Over the course of this term the Assembly will have a new source of advice and ideas in the form of the new Indigenous elected body. Over the next 12 months the government will develop a service delivery framework for Indigenous services in consultation with this elected body.

And over the course of the term I am determined to see this community narrow the gaps in achievement and opportunity that still yawn between us and so many Indigenous Canberrans. Among our first investments will be a new program to support Indigenous grandparents who are primary carers of their grandchildren and a genealogy project that will see the formal creation of genealogies for local traditional family groups. And we will embark on a drive to increase the number of Indigenous teachers and teachers assistants in our schools.

Four years sounds like a long time but it passes in a blur of activity. Today I pledge that by 2012 Canberrans, looking back over this term, will see change for the better and not just change for the better but change for the future.

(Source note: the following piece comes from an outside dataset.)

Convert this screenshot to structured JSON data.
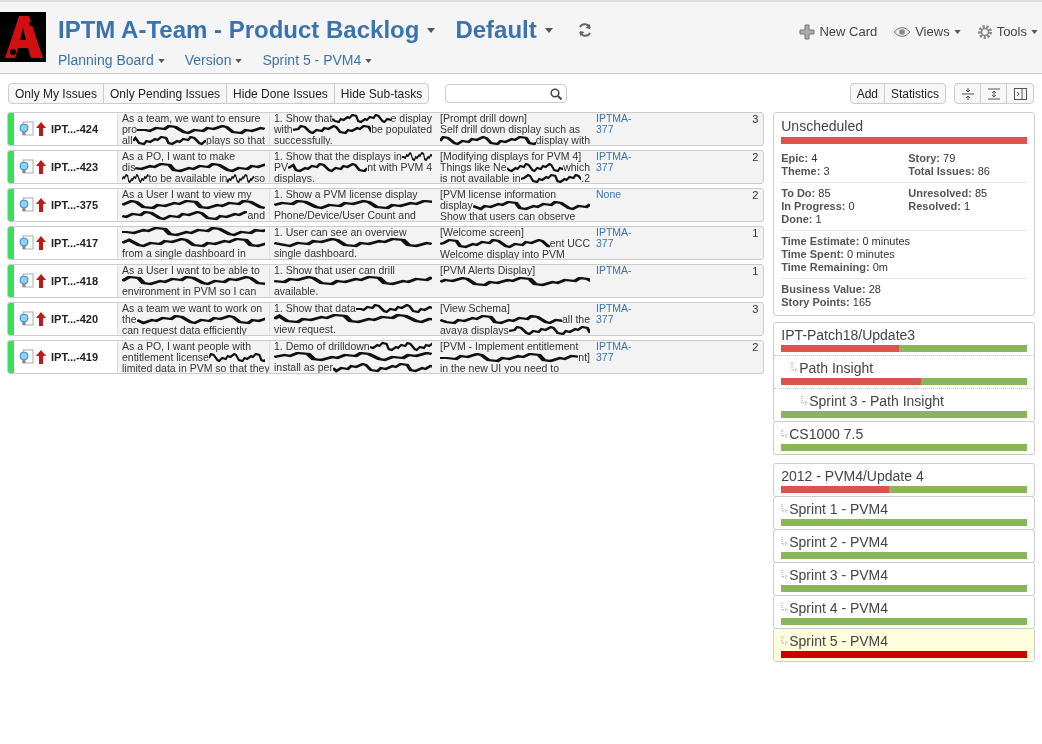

Mr Seselja: I would ask the minister to move that the paper be noted.

MR STANHOPE: Certainly. Thank you. I present the following paper:

Portfolio responsibilities—Ministerial statement, 9 December 2008.

I move:

That the Assembly takes note of the paper.

MR SESELJA (Molonglo—Leader of the Opposition) (4.22): I want to say a few words in response. Of course, we have had only a couple of minutes to look at what is in the speech. We can see now why the government did not want to tell us what was in there, because the generic descriptor of “portfolio responsibilities” did not exactly capture the flavour of the speech, I suppose. It sounded to me a little bit more like a campaign speech. It sounded to me like a highly politicised speech, not a simple—as we would expect from a ministerial statement—statement of portfolio responsibilities, which was the information we were given prior to this time.

I think it highlights the point I made earlier about the need to get some procedures in place for ministerial statements. I can see why there was reticence. I can see why Mr Corbell and Mr Stanhope would not have wanted to tell us what was in this speech. It was a campaign speech, and in that respect it is worth going through some of the highlights package and just giving a brief response.